Optimization of library technology for multi-parallel sequencing in the colorectal cancer diagnostics.

Personalised therapy promises prolonged and better quality survival for patients with colorectal carcinoma. Mutation status of KRAS and NRAS genes is important in patients indicated for anti-EGFR treatment (cetuximab, panitumumab) because it predicts negative response to therapy. Mutational status of BRAF is considered to be a prognostic marker. Problems of commercially available genotyping kits based on next-generation sequencing approach are long and expensive processing of one sample. Preparation of sequencing library mostly takes from two to four steps which makes it time-consuming and it carries a high risk of possible mistakes. Newly developed fastRAS method enables one-step library preparation with fewer costs for genotyping one sample, it is more user friendly, faster comparing to standard methods and robust enough to process a sample without the need of technical replicates. The method had been validated and accredited for diagnostics.

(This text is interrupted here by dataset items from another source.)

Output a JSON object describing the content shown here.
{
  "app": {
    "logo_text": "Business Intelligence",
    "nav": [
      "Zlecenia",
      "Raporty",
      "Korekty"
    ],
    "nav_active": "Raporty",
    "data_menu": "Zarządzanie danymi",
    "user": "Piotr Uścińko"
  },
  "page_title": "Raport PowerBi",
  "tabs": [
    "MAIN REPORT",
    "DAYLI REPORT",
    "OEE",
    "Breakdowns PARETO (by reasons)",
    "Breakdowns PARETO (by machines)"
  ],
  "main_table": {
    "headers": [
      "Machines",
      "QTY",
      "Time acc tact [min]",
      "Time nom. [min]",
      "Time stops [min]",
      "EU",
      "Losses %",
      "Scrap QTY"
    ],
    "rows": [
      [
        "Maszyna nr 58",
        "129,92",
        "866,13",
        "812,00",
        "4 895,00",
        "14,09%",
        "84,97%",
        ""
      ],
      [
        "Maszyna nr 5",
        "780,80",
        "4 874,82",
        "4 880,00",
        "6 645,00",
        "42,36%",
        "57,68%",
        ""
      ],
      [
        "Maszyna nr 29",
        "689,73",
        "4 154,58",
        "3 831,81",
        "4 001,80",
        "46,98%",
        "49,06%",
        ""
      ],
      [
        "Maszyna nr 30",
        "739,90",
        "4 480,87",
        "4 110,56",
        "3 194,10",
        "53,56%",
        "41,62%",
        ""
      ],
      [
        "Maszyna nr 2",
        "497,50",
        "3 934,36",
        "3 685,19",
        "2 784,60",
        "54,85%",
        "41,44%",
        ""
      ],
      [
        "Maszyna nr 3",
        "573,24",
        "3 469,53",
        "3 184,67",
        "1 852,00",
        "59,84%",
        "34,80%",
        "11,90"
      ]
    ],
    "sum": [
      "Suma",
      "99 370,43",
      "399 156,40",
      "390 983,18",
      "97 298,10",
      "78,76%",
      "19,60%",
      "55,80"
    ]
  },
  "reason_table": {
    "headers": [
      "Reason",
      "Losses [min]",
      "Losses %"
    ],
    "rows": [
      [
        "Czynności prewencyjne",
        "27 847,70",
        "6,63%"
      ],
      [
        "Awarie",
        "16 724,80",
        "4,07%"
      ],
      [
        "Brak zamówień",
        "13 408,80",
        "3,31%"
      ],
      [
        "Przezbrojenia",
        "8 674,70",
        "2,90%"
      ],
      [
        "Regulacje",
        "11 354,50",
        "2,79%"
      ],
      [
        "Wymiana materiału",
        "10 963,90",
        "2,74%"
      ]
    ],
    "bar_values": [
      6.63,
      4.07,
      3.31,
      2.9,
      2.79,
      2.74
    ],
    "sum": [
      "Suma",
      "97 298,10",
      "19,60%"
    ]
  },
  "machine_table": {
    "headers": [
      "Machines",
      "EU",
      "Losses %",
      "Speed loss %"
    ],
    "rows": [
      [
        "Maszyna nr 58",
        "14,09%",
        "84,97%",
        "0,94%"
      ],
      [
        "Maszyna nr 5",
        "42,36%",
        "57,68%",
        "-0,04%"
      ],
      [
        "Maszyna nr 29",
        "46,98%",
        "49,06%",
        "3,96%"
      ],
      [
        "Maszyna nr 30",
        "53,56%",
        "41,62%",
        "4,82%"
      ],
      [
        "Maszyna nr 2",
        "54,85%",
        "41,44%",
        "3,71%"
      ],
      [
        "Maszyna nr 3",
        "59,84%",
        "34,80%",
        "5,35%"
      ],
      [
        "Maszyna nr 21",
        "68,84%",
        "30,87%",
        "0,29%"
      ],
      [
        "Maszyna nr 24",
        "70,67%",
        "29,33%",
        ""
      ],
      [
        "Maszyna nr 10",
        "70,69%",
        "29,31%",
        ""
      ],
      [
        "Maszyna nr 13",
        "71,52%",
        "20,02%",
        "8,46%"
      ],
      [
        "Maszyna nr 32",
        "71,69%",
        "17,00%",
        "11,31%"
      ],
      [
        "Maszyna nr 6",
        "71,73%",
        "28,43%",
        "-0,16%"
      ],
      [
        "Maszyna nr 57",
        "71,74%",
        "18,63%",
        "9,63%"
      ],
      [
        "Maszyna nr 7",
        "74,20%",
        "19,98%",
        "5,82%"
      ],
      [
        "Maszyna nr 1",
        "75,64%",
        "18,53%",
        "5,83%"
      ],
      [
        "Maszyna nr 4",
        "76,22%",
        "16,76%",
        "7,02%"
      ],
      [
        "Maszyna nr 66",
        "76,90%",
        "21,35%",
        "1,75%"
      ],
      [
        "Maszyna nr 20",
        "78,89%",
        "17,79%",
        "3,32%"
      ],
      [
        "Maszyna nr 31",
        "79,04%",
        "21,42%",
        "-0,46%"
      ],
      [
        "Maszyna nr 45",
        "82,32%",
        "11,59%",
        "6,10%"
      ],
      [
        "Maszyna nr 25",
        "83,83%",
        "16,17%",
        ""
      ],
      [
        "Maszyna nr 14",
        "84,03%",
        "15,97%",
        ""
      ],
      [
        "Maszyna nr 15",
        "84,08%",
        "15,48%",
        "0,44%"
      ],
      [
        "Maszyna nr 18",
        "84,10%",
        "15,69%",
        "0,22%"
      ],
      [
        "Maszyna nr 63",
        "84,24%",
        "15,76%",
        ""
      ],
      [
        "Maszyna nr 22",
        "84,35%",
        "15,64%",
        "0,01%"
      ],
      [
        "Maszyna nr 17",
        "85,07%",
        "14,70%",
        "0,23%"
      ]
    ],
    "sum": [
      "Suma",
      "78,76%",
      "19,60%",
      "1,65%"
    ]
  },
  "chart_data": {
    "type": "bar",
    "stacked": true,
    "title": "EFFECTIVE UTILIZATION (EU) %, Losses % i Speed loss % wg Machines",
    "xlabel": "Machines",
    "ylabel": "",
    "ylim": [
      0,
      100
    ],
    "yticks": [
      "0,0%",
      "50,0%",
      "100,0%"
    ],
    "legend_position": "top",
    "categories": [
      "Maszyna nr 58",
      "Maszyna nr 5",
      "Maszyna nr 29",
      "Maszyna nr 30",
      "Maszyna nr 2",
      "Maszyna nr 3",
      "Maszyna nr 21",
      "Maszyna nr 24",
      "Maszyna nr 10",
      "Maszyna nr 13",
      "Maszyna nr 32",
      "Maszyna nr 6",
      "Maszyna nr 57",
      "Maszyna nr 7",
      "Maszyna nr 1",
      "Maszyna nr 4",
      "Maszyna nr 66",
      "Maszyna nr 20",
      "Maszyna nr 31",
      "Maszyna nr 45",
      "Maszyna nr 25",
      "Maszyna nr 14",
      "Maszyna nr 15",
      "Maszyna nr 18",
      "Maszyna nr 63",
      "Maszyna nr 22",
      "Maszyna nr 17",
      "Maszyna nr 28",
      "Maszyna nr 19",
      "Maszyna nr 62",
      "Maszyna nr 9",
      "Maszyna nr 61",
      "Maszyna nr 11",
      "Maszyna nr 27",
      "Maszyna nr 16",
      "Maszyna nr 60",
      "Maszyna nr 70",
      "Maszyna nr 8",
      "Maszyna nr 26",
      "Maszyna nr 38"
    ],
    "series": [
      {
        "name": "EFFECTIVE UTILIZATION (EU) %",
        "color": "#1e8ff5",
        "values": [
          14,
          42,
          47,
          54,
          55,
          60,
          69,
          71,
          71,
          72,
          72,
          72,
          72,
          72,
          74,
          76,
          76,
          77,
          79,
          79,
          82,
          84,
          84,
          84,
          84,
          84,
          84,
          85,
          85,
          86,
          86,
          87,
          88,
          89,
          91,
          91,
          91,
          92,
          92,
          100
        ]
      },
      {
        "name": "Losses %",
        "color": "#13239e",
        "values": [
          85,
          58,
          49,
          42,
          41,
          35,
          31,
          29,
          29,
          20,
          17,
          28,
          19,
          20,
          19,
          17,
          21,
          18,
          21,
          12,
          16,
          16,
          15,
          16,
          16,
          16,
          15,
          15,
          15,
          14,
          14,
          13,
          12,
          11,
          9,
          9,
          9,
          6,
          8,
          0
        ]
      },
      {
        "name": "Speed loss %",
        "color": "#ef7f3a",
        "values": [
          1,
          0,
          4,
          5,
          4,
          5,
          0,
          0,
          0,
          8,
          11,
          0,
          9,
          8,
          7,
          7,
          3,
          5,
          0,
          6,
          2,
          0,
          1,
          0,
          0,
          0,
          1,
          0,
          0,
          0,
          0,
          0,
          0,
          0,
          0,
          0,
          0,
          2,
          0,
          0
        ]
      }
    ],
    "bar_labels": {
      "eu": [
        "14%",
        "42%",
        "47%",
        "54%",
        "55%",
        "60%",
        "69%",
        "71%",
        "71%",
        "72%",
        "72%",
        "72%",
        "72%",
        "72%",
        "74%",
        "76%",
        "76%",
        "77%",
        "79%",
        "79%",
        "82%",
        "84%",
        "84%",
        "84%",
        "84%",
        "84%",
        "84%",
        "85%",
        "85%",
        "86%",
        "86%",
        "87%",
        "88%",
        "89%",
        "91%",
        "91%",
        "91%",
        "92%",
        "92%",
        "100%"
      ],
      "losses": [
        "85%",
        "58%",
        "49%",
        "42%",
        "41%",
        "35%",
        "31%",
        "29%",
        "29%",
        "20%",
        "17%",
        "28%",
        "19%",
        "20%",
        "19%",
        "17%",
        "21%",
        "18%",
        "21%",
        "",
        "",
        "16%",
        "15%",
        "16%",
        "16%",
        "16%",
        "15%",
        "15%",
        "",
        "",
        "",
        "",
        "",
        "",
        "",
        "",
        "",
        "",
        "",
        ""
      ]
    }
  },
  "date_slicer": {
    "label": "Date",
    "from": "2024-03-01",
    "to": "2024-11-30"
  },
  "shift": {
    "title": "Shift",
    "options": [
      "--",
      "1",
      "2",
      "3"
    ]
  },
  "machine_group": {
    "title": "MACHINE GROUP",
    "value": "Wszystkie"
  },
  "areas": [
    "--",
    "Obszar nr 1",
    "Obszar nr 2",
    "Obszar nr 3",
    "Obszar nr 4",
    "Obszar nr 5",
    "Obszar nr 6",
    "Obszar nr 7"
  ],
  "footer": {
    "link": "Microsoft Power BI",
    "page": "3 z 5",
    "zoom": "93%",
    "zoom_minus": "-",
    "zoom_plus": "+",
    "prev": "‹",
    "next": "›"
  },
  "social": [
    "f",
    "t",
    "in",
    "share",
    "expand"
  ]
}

Status: Graduated from 2015 to 2017.

Bachelor training

Molecular and genetic changes in glial tumors.

Identification of genetic changes typical for particular subtypes of glioma is crucial for the improvement of diagnostics and choosing personalised therapy. This thesis describes the detection of BRAF:KIAA1549 fusion, which is considered a possible diagnostic marker for pilocytic astrocytoma. Fusion was detected by polymerase chain reaction (PCR) in 25 % of examined brain tumours (2 out of 8), in 40% of pilocytic astrocytoma (2 out of 5) specifically. Fusion was also detected by fluorescent in situ hybridization (FISH) using a specifically labelled fluorescence DNA probe. Amplification of the PDGFRA gene is common in high-grade gliomas and is considered a possible prognostic factor. Amplification of PDGFRA was detected by FISH using specifically labelled fluorescence DNA probe in 5.6 % of brain tumours (2 out of 36). From the examined subset of brain tumours FFPE samples, only 57 % (36 out of 63) provided countable signals. The significant connection between FFPE sample age and quality of the provided signal was found.

Supervisor:
Status: Graduated from 2013 to 2015.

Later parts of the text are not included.